From reporting potholes and renewing documents to registering a birth or starting a business, there are few things that over four million of Abu Dhabi's residents cannot do with just a few keystrokes on their smartphones. This is largely thanks to a government portal and mobile app called Tamm – Arabic for “done”. This is the emirate’s one-stop shop for more than 1,000 official services.
As of this week, citizens and residents can add a rather more special offering to this list: getting married. Launched on the sidelines of Gitex, the technology exhibition in Dubai, couples enrolled on the Tamm app can now tie the knot in an online wedding ceremony for Dh800 ($217). Overseen by the Abu Dhabi Judicial Department, this service is now available to any citizen, resident or visitor.
Having a remote wedding may strike some as a little unromantic, but giving couples the opportunity to get married legally, quickly and affordably is an important social good. People already resident in Abu Dhabi will be able to bring their partner to begin a new life in the UAE, and young couples can sidestep the high costs that often come with lavish wedding ceremonies. However, as intriguing as this new service is, it also says a lot about where Abu Dhabi is going with its embrace of tech-forward digital government.
Since its launch, Tamm has taken much of the paperwork and bureaucracy out of everyday life. From scheduling routine medical appointments to organising school records, citizens and residents have an app at their fingertips that continues to evolve. With more than 90 public and private partners, Tamm this year unveiled new partnerships with the UAE’s Wio Bank, Abu Dhabi Securities Exchange and traffic safety services organisation Saaed. That more and more people use Tamm’s services on a daily basis demonstrates that they find the technology reliable and that they trust it with their data – no mean feat at a time when many are rightly concerned about protecting themselves online.

Tamm is becoming something of a model to follow. In May, Microsoft's president and vice chairman Brad Smith told a US Senate commerce, science and transport committee hearing that Abu Dhabi's AI initiatives and apps were empowering residents. "We need to bring it to America," he added. In February at a UAE event, Charles Lamanna, Microsoft's corporate vice president of business and industry, was shown Tamm’s AI assistant. Mr Lamanna later told The National that Tamm’s demonstration was among some of the most impressive he had seen.
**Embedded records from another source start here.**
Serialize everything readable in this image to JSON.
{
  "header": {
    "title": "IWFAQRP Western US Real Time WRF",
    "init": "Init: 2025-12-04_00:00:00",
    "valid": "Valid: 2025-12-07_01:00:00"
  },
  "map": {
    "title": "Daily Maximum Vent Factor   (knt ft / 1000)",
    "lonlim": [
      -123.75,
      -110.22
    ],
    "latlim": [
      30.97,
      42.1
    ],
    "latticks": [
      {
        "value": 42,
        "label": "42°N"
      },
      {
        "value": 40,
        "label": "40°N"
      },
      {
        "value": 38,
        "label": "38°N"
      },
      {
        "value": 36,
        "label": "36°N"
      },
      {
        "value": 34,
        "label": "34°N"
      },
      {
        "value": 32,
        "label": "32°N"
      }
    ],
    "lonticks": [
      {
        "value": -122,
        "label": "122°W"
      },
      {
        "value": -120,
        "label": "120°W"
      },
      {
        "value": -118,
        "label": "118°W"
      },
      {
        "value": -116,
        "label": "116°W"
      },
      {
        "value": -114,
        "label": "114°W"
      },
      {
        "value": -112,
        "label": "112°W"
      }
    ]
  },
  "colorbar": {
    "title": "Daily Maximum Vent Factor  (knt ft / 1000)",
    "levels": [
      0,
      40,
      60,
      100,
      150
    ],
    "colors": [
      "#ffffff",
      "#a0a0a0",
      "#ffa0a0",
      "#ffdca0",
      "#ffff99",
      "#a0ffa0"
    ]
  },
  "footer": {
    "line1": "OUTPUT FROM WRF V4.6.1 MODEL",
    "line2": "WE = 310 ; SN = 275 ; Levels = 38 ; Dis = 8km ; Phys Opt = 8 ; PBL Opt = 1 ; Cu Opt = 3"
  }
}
This is about much more than saving time and cutting red tape. It is about quality of life. For newcomers to Abu Dhabi, having a user-friendly and functional app that helps them hit the ground running by quickly registering a tenancy or getting digital copies of essential documents is an important part of the settling-in process in a verified and secured manner. For citizens or residents, Tamm frees up valuable time by reducing interactions to a matter of a few minutes on their computer or smartphone, rather than repeated trips to government offices, armed with paperwork.
Marrying one’s partner online may not be everyone’s first choice when it comes to matrimony. But if the success of Abu Dhabi’s introduction of civil marriage in 2021 is anything to go by, Tamm’s latest service may be a sign of things to come.